歩いて行くにつれ、この音を使わぬことに、それこそもったいなさを覚えてきた。マッシュアップとはいかないまでも、何か音楽と組み合わせることはできないか。耳にはイヤホンも挿さっていることだし。
BPMは120ぐらい? 何の曲がそれぐらい? 考えても仕方がない。スマホのライブラリを辿っていく。いくつか上がった候補の中、物は試しと再生ボタンを押した。

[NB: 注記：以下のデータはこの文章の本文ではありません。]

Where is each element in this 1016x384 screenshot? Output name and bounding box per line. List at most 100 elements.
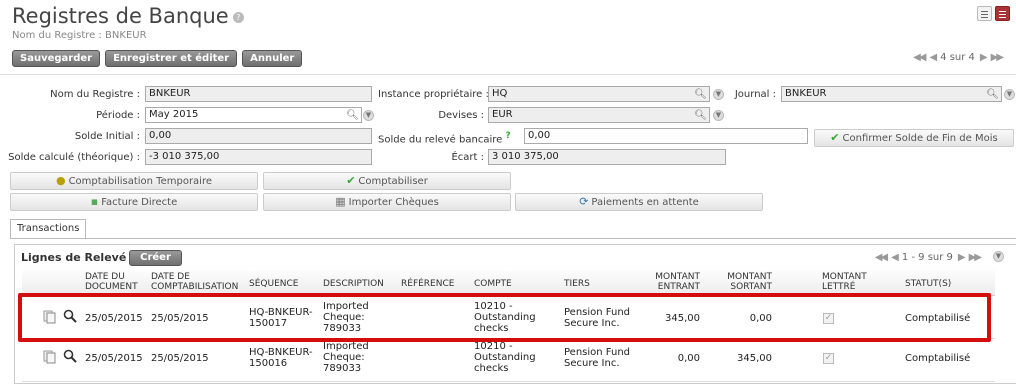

思いの外よく合致していた。新しい楽器の音が一つ、違和感なく演奏に加わる。
満足しながら歩みを進めていると、ふと揺れる何かが視界に入った。よく見れば女性の髪の毛だった。高い位置で一つに括られたそれは、持ち主が一歩を踏み出す度に、左右に元気よく揺れていた。さながらメトロノームであり、行き来のリズムはヒールの音と同じであった。
それに気づいたとき、私の視点は宙に浮き、私たちを俯瞰的に捉えていた。そのとき、私たちは三位一体で動くリズム場を形成していた。お互いに一定の距離をとり、一定のリズムを刻み続ける。さもそれが存在意義であるかのように。世界にも誰にも影響を与えるわけでもない、されど特異な空間が間違いなくそこにはあった。
その時間は永遠に続くかのように思われたが、ある時を境に少しずつヒールの音が小さくなっていった。どこかで道を曲がったのだろう。そして、前にいた女性も消えていた。いつの間にか、私は一人になっていた。
さっきまで私はどのようなリズムを刻んでいたのだろう。すでに思い出せなくなっていた。もう一度曲を聞けばいいではないか、と再生するも、どうにもしっくりこない。はたして私は本当にこのリズムで歩いていたのか。誰に聞くこともできず、また聞けたとしても、誰も答えなど持ってはいなかった。